Enable vjp for quantized scale and bias (#2129)

* Enable vjp for quantized scale and bias * higher tol
2025-12-10 22:46:53 +08:00 · 2025-04-29 13:03:09 -07:00
parent b36dd472bb
commit 7bb063bcb3
2 changed files with 53 additions and 2 deletions
--- a/python/tests/test_quantized.py
+++ b/python/tests/test_quantized.py
@@ -549,6 +549,31 @@ class TestQuantized(mlx_tests.MLXTestCase):
            self.assertTrue(mx.allclose(y1, y3, atol=1e-5))
            self.assertTrue(mx.allclose(y1, y4, atol=1e-5))
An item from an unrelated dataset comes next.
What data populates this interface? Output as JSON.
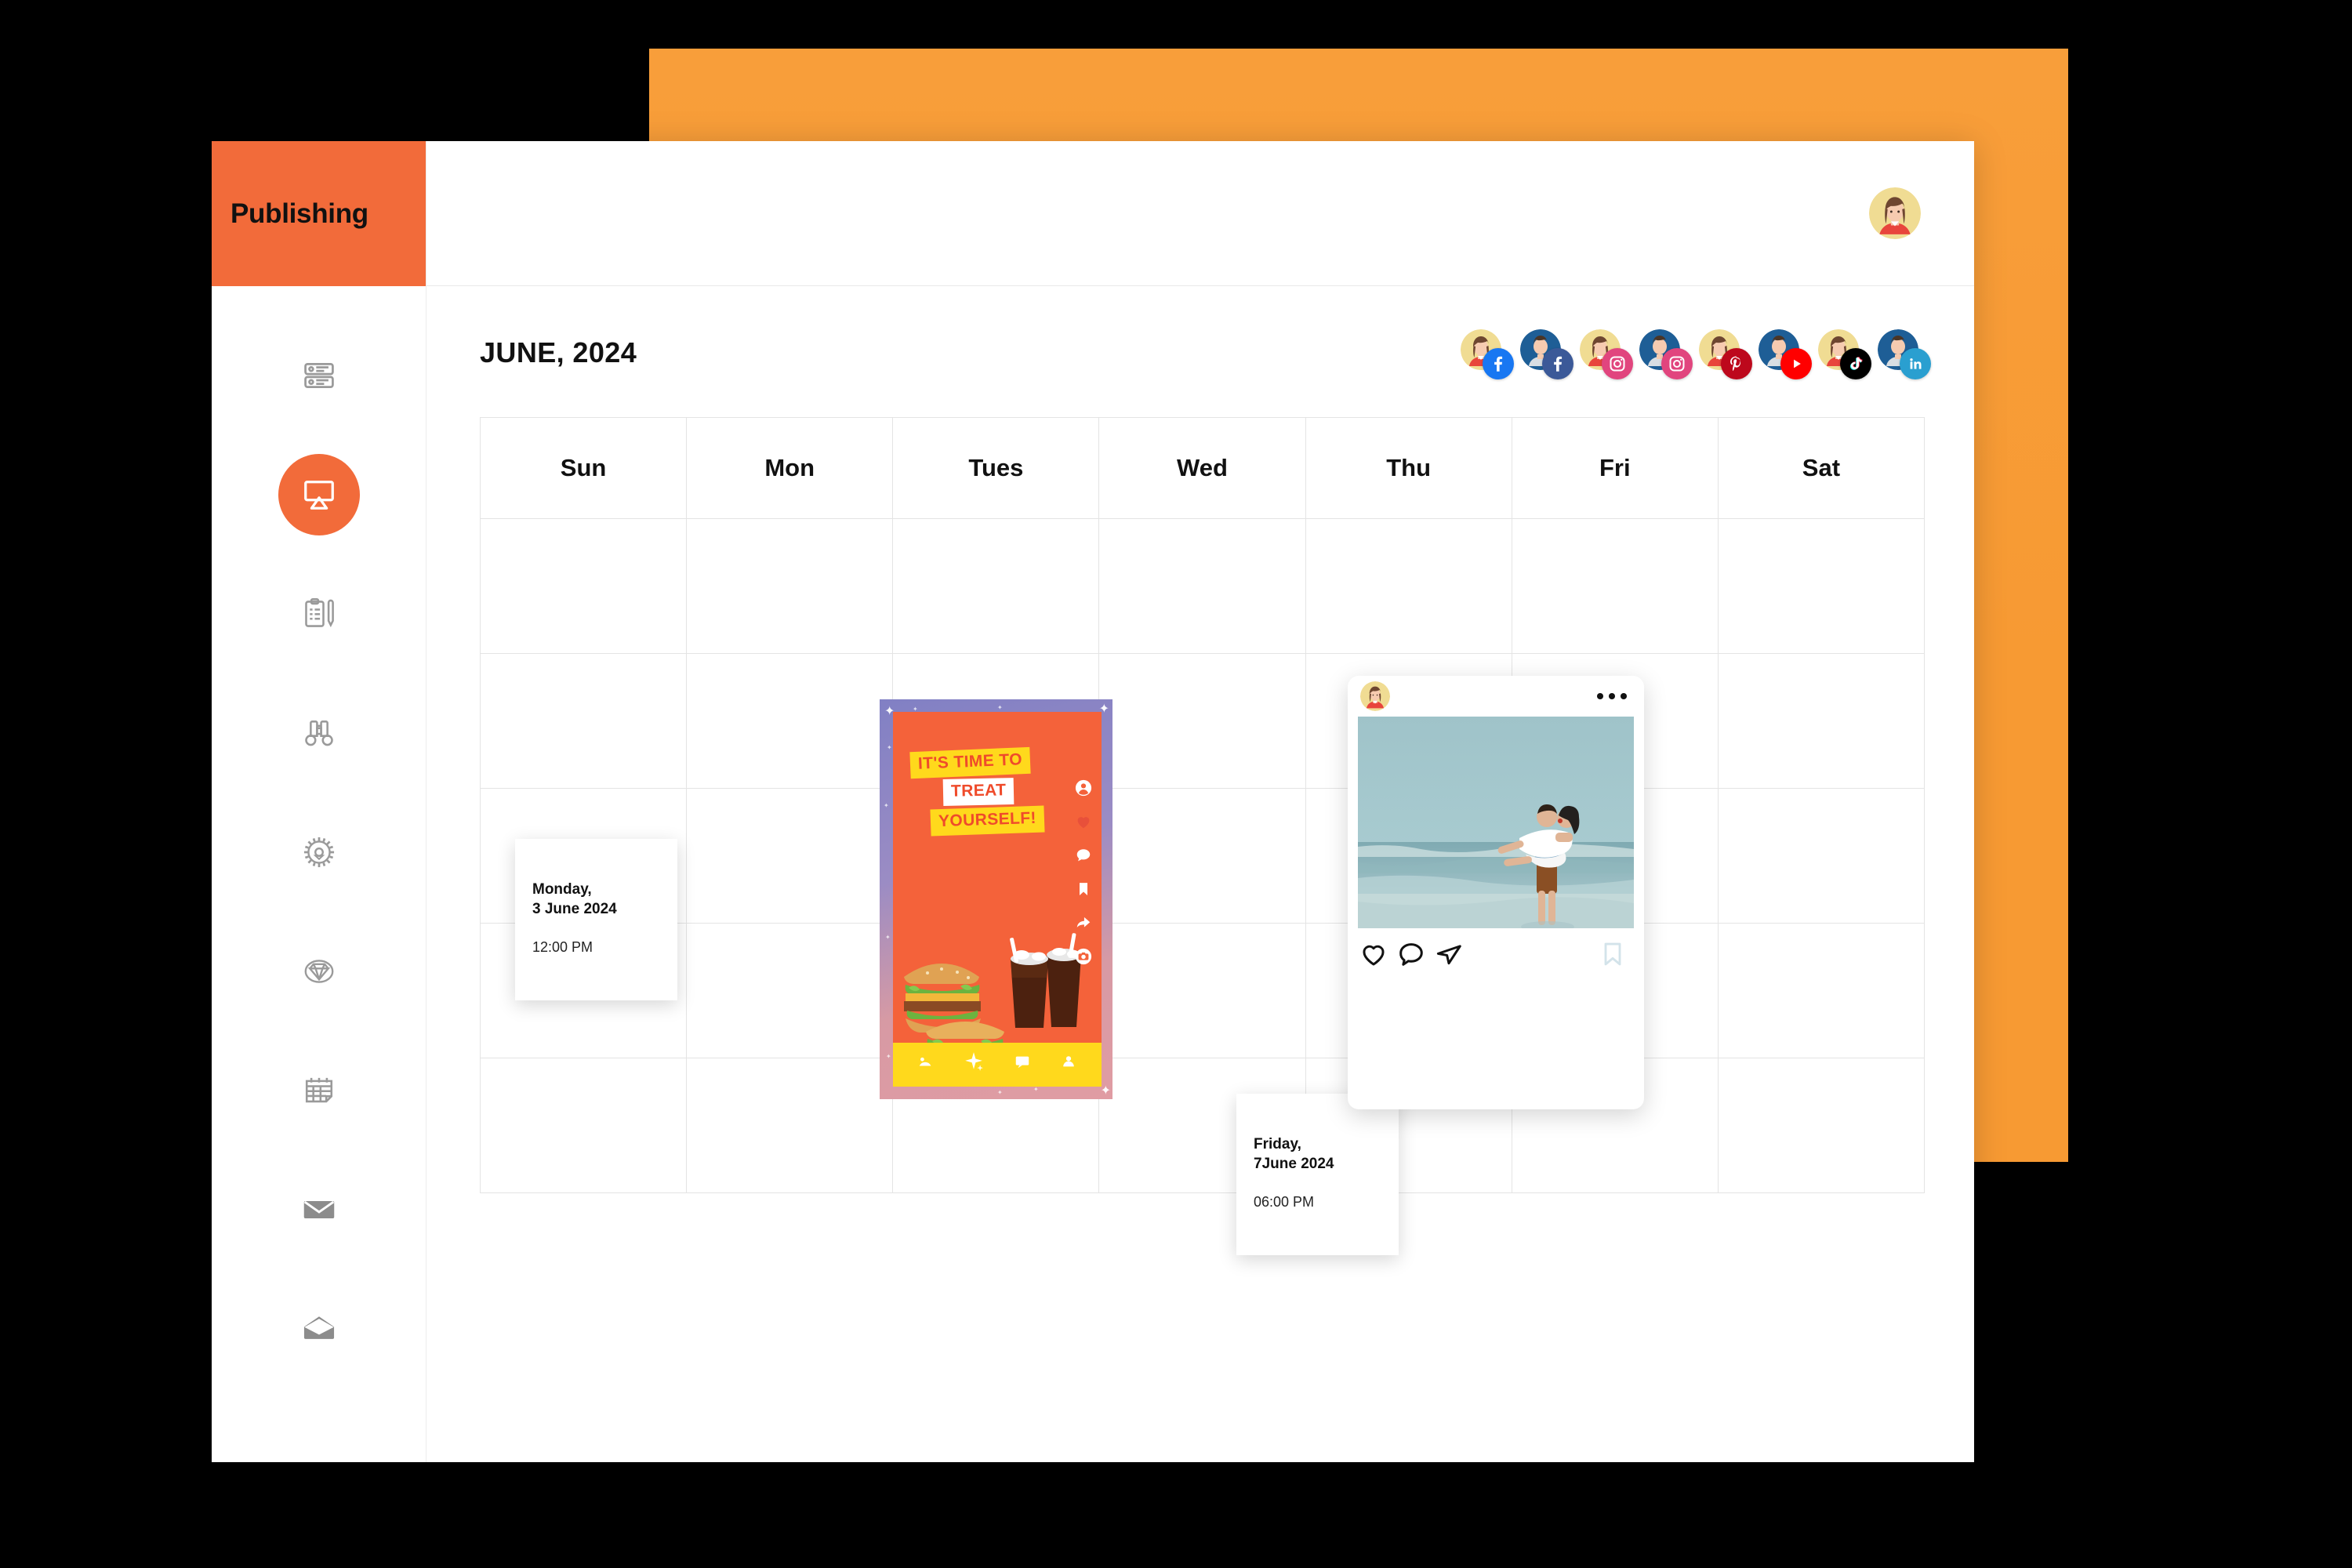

+    def test_vjp_scales_biases(self):
+        mx.random.seed(0)
+        x = mx.random.normal(shape=(2, 2, 512))
+        w = mx.random.normal(shape=(512, 512))
+        wq, s, b = mx.quantize(w, bits=4, group_size=64)
+
+        def mm(sb, x, wq):
+            return mx.quantized_matmul(x, wq, *sb, bits=4, group_size=64).sum()
+
+        params = (s, b)
+        dparams = mx.grad(mm)((s, b), x, wq)
+
+        eps = 8e-3
+        # numerical grad check with a few indices
+        indices = [(0, 0), (11, 4), (22, 7)]
+        for idx in indices:
+            for p in [0, 1]:
+                params[p][idx] += eps
+                out_up = mm(params, x, wq)
+                params[p][idx] -= 2 * eps
+                out_down = mm(params, x, wq)
+                params[p][idx] += eps
+                num_ds = (out_up - out_down) / (2 * eps)
+                self.assertAlmostEqual(dparams[p][idx], num_ds, delta=2e-2)
+

 if __name__ == "__main__":
    unittest.main()